If your goal is to have your work published, then you have to be professional—that means your attitude and your work. You've probably heard this many times, but it is important. If you were applying for a job, you'd make sure your résumé was impressive before sending it anywhere. Sending your piece to a publisher works the same way. You're competing against all those other writers. Don't give up; hard work and dedication will get you there, but be prepared for the long haul. Everybody wants their dreams to come today, but the most important dreams take time. And when those dreams start to turn into reality—you'll know you are on your way. So let's cover some of those pesky grammar and punctuation queries here over time to help make your pieces stand out and scream—I'm a professional, hire me!
Let’s start with the mighty full stop (or period, or dot, or whatever you like to call them). Such a small mark and it has an important role. It tells us when to stop and when to start. In a group of three it indicates an interruption in speech. And we’d be lost if we didn’t include them in web site and email addresses.
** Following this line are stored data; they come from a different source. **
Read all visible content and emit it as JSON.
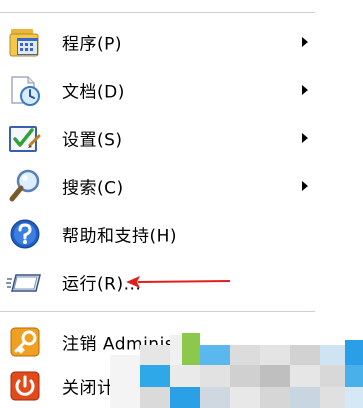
{
  "menu": {
    "items": [
      {
        "label": "程序(P)",
        "icon": "programs-icon",
        "submenu": true
      },
      {
        "label": "文档(D)",
        "icon": "documents-icon",
        "submenu": true
      },
      {
        "label": "设置(S)",
        "icon": "settings-icon",
        "submenu": true
      },
      {
        "label": "搜索(C)",
        "icon": "search-icon",
        "submenu": true
      },
      {
        "label": "帮助和支持(H)",
        "icon": "help-icon",
        "submenu": false
      },
      {
        "label": "运行(R)...",
        "icon": "run-icon",
        "submenu": false
      },
      {
        "label": "注销 Administ",
        "icon": "logoff-icon",
        "submenu": false
      },
      {
        "label": "关闭计算机",
        "icon": "shutdown-icon",
        "submenu": false
      }
    ]
  },
  "annotation": {
    "arrow_color": "#e0201c",
    "points_to": "运行(R)..."
  },
  "colors": {
    "background": "#ffffff",
    "separator": "#c9cfd8",
    "text": "#000000"
  }
}
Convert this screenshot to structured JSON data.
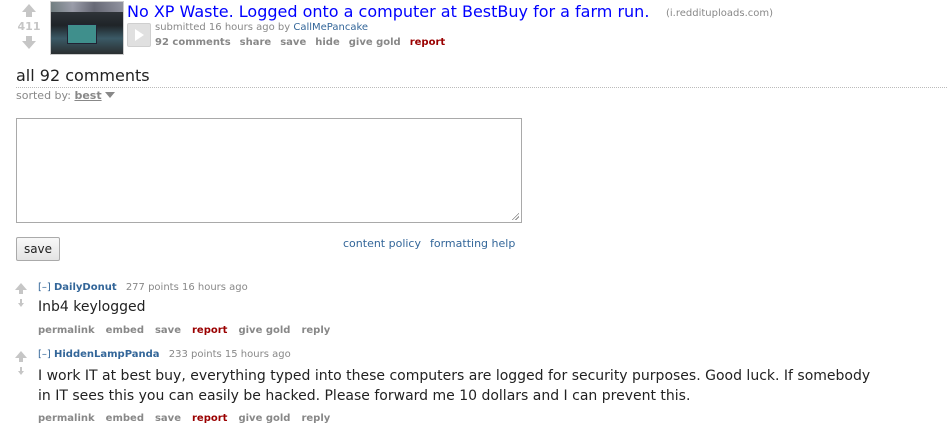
{
  "post": {
    "score": "411",
    "title": "No XP Waste. Logged onto a computer at BestBuy for a farm run.",
    "domain": "(i.reddituploads.com)",
    "submitted_prefix": "submitted 16 hours ago by",
    "author": "CallMePancake",
    "buttons": [
      "92 comments",
      "share",
      "save",
      "hide",
      "give gold",
      "report"
    ]
  },
  "comments_area": {
    "header": "all 92 comments",
    "sorted_label": "sorted by:",
    "sort_value": "best"
  },
  "reply_form": {
    "save_label": "save",
    "content_policy": "content policy",
    "formatting_help": "formatting help"
  },
  "comments": [
    {
      "expand": "[–]",
      "author": "DailyDonut",
      "meta": "277 points 16 hours ago",
      "body": "Inb4 keylogged",
      "buttons": [
        "permalink",
        "embed",
        "save",
        "report",
        "give gold",
        "reply"
      ]
    },
    {
      "expand": "[–]",
      "author": "HiddenLampPanda",
      "meta": "233 points 15 hours ago",
      "body_line1": "I work IT at best buy, everything typed into these computers are logged for security purposes. Good luck. If somebody",
      "body_line2": "in IT sees this you can easily be hacked. Please forward me 10 dollars and I can prevent this.",
      "buttons": [
        "permalink",
        "embed",
        "save",
        "report",
        "give gold",
        "reply"
      ]
    }
  ],
  "colors": {
    "title_link": "#0000ff",
    "author_link": "#336699",
    "report": "#9a0000",
    "muted": "#888888",
    "arrow": "#c6c6c6"
  },
  "icons": [
    "upvote-arrow-icon",
    "downvote-arrow-icon",
    "play-expando-icon",
    "dropdown-triangle-icon",
    "resize-grip-icon"
  ]
}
A single full stop ends a sentence and indicates a new sentence. One space follows the full stop. Back in the typewriting days, two spaces was considered the normal rule. Now with our speedy computers that can save and retrieve pages and pages at a click of the button, the need for two spaces no longer applies.
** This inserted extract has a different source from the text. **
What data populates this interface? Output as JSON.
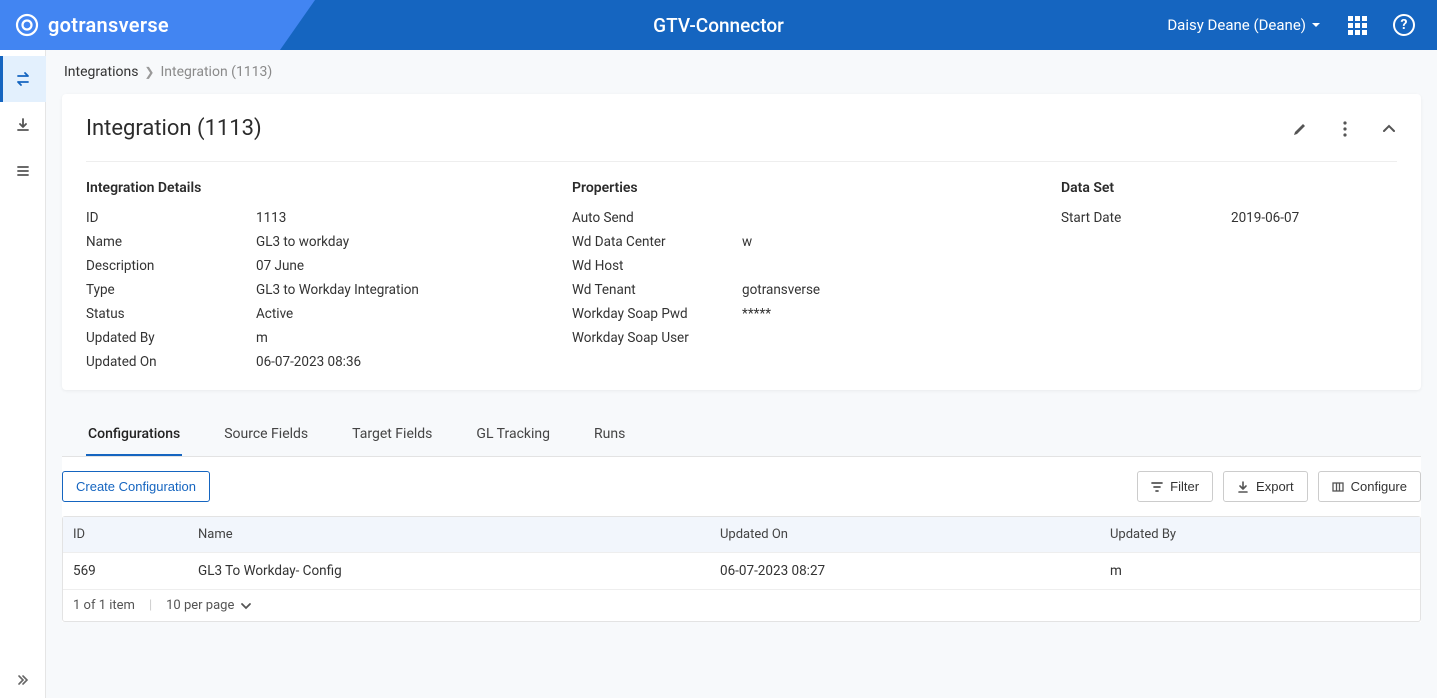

A series of three dots, or ellipsis points, shows a word or words are missing from a quote. Let’s imagine we are listening to a speaker try to emphasize the importance of drafting and editing a manuscript:
“After you write your story, you need to rewrite it and rewrite it, edit it and edit it and edit it for it to stand a chance of publication.”
The speaker does get the message across clearly, and could quite possibly scare the audience. But we might not want to use the entire quote, or scare anyone from writing, so we might end up with something like this:
“After you write your story, you need to rewrite it … and edit it for it to stand a chance of publication.”
The point is still clear, but a little less frightening and it reads better.
It can also indicate an unfinished sentence displayed as dialogue.
“But I told you, I never …”
“You told me nothing!”
The first person has more to say but has been interrupted by the second person cutting in. Notice how there are only three dots at the end of the first line. Never add another full stop even if it is at the end. The only punctuation marks that can precede or follow an ellipsis are question marks, exclamation marks, and as seen in the first line, quotation marks.
Should a space be left on either side of an ellipsis? That depends on where you are, and where the document is intended. For example, spaces on either side of the ellipsis are omitted for publications with space restrictions such as newspapers. Check the style manual for your area or the house style of the intended publication.
That’s enough theory for now, you’re probably anxious to get back to creating your next masterpiece. Happy writing!